MoLFI (Multi-objective Log message Format Identification) is a tool implementing a search-based approach to solve the problem of log message format identification. MoLFI uses an evolutionary approach based on NSGA-II to solve this problem.
MoLFI applies the following steps:
- Pre-processing the log file (detect trivial variable parts using domain knowledge).
- Run NSGA-II algorithm.
- Post-processing: apply corrections to the resulting solutions.
Read more information about MoLFI from the following paper:
- Salma Messaoudi, Annibale Panichella, Domenico Bianculli, Lionel Briand, and Raimondas Sasnauskas. A Search-based Approach for Accurate Identification of Log Message Formats, Proceedings of the 26th IEEE/ACM International Conference on Program Comprehension (ICPC), 2018.

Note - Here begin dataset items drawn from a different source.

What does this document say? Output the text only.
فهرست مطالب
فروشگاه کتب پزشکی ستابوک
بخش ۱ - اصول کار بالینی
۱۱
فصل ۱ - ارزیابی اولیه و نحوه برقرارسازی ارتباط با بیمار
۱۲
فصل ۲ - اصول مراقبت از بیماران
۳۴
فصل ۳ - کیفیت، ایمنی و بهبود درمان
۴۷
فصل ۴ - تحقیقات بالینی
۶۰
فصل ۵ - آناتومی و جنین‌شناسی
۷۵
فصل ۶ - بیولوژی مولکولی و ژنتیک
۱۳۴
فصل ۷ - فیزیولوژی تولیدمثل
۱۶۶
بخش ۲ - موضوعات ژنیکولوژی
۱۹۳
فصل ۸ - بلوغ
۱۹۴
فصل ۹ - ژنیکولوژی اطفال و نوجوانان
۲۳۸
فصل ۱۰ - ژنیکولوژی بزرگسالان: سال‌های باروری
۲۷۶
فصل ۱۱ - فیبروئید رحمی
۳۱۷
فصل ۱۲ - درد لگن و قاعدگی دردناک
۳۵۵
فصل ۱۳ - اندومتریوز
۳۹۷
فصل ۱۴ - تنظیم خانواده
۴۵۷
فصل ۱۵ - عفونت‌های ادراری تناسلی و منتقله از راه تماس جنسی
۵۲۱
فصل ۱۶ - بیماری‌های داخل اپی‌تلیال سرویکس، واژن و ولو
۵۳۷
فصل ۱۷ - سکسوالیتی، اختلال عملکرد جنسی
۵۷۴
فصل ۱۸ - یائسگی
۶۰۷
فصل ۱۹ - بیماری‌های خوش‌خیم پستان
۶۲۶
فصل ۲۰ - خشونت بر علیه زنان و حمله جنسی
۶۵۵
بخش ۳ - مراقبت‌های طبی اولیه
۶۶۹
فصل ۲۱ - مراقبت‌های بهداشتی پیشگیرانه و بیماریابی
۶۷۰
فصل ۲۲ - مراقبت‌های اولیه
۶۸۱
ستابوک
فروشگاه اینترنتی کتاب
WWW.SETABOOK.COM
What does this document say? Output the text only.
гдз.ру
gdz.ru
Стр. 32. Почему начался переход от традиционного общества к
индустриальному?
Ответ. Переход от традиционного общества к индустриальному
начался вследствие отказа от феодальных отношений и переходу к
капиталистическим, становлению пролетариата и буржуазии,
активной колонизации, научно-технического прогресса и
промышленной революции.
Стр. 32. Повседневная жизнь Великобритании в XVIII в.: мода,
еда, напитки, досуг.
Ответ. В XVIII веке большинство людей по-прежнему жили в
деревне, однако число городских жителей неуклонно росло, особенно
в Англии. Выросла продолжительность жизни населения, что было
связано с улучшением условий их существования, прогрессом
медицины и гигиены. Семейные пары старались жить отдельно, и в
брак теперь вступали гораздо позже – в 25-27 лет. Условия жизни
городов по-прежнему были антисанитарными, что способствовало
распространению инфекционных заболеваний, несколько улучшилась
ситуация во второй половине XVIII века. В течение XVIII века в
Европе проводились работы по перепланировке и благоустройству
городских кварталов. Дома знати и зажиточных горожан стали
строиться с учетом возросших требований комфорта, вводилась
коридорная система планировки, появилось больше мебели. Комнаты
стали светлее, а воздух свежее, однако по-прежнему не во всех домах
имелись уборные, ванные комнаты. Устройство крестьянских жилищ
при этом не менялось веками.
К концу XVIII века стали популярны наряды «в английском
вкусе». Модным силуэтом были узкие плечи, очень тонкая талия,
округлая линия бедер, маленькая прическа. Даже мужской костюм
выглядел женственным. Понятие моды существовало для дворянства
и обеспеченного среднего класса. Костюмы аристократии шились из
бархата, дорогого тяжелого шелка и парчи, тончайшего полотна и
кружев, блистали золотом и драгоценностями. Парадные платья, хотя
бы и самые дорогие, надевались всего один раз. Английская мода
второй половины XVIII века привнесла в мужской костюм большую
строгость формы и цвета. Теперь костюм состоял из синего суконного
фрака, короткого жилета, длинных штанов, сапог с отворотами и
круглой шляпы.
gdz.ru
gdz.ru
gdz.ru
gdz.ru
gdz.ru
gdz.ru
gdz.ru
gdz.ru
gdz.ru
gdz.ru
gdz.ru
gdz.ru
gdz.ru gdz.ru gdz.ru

The code has been tested in the following enviornment:
- python 3.7.6
- regex 2022.3.2
- pandas 1.0.1
- numpy 1.18.1
- scipy 1.4.1
- deap 1.4.1
Run the following script to start the demo:
python demo.py
Run the following script to execute the benchmark:
python benchmark.py
Running the benchmark script on Loghub_2k datasets, you could obtain the following results.
| Dataset | F1_measure | Accuracy |
|---|---|---|
| HDFS | 0.999984 | 0.9975 |
| Hadoop | 0.999339 | 0.952 |
| Spark | 0.512882 | 0.417 |
| Zookeeper | 0.998413 | 0.839 |
| BGL | 0.999554 | 0.96 |
| HPC | 0.977579 | 0.8115 |
| Thunderbird | 0.998597 | 0.6435 |
| Windows | 0.912146 | 0.4055 |
| Linux | 0.722888 | 0.288 |
| Android | 0.853959 | 0.6275 |
| HealthApp | 0.782073 | 0.3205 |
| Apache | 1 | 1 |
| Proxifier | 0.742606 | 0 |
| OpenSSH | 0.99759 | 0.54 |
| OpenStack | 0.726798 | 0.213 |
| Mac | 0.932086 | 0.6235 |
🔭 If you use our logparser tools or benchmarking results in your publication, please kindly cite the following papers.

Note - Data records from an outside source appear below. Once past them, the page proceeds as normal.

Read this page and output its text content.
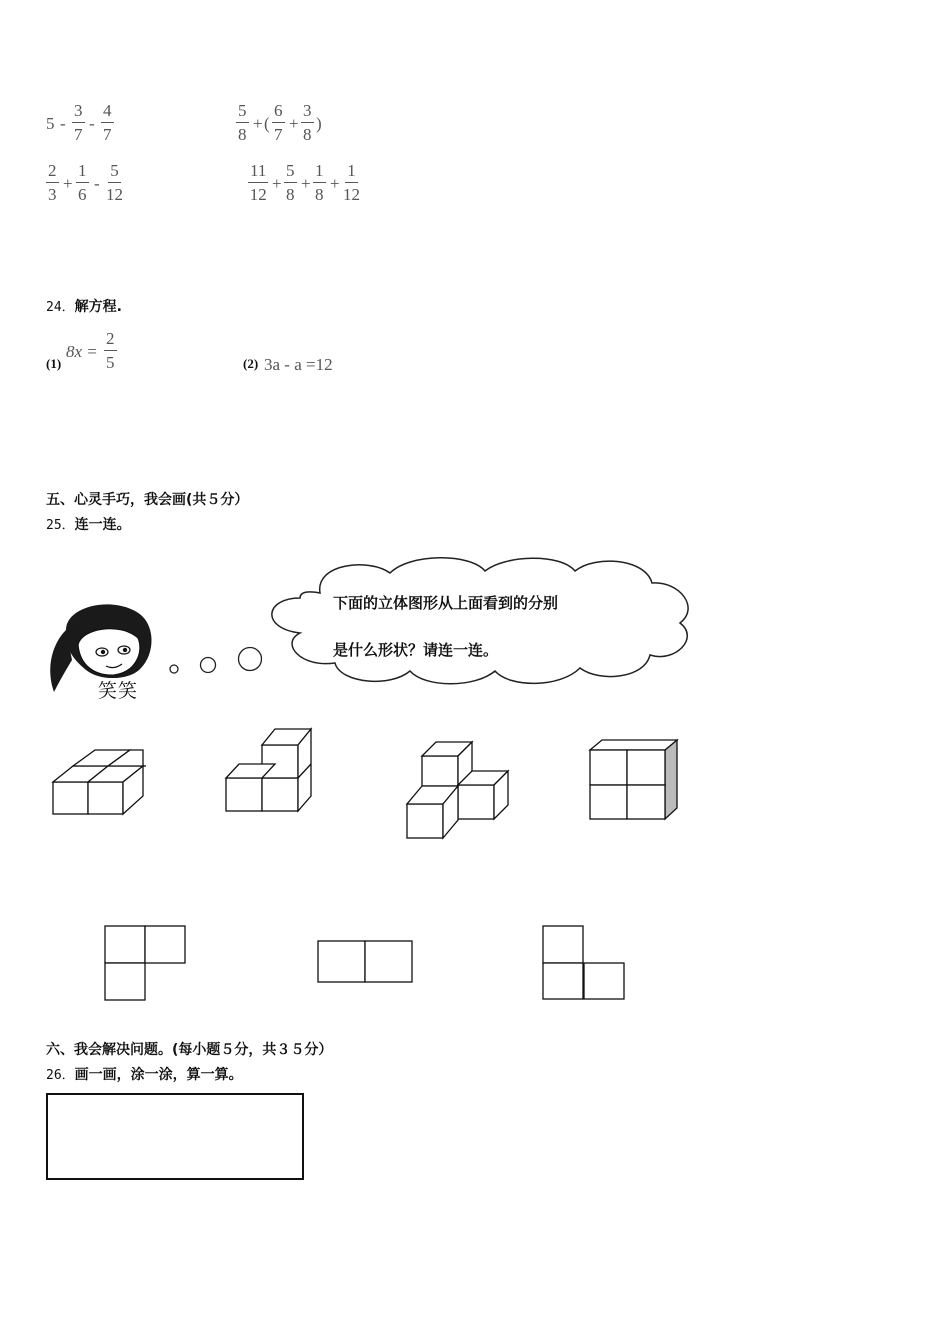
$5 - \frac{3}{7} - \frac{4}{7}$	$\frac{5}{8}$ + ( $\frac{6}{7} + \frac{3}{8}$ )
$\frac{2}{3} + \frac{1}{6} - \frac{5}{12}$	$\frac{11}{12} + \frac{5}{8} + \frac{1}{8} + \frac{1}{12}$
24．解方程.
(1)
$8x = \frac{2}{5}$	(2) 3a - a =12
五、心灵手巧，我会画(共５分）
25．连一连。
下面的立体图形从上面看到的分别
是什么形状？请连一连。
笑笑
六、我会解决问题。(每小题５分，共３５分）
26．画一画，涂一涂，算一算。
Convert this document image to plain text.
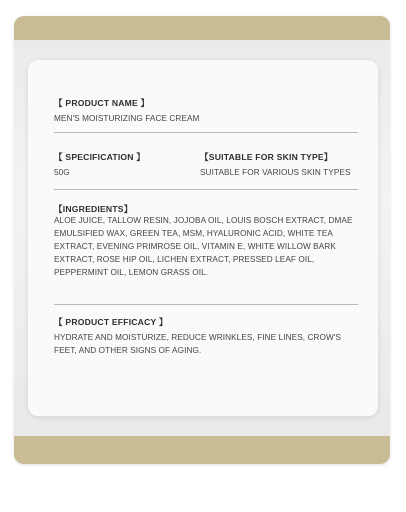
【 PRODUCT NAME 】
MEN'S MOISTURIZING FACE CREAM
【 SPECIFICATION 】
50G
【SUITABLE FOR SKIN TYPE】
SUITABLE FOR VARIOUS SKIN TYPES
【INGREDIENTS】
ALOE JUICE, TALLOW RESIN, JOJOBA OIL, LOUIS BOSCH EXTRACT, DMAE EMULSIFIED WAX, GREEN TEA, MSM, HYALURONIC ACID, WHITE TEA EXTRACT, EVENING PRIMROSE OIL, VITAMIN E, WHITE WILLOW BARK EXTRACT, ROSE HIP OIL, LICHEN EXTRACT, PRESSED LEAF OIL, PEPPERMINT OIL, LEMON GRASS OIL.
【 PRODUCT EFFICACY 】
HYDRATE AND MOISTURIZE, REDUCE WRINKLES, FINE LINES, CROW'S FEET, AND OTHER SIGNS OF AGING.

- [ICSE'19] Jieming Zhu, Shilin He, Jinyang Liu, Pinjia He, Qi Xie, Zibin Zheng, Michael R. Lyu. Tools and Benchmarks for Automated Log Parsing. International Conference on Software Engineering (ICSE), 2019.
- [DSN'16] Pinjia He, Jieming Zhu, Shilin He, Jian Li, Michael R. Lyu. An Evaluation Study on Log Parsing and Its Use in Log Mining. IEEE/IFIP International Conference on Dependable Systems and Networks (DSN), 2016.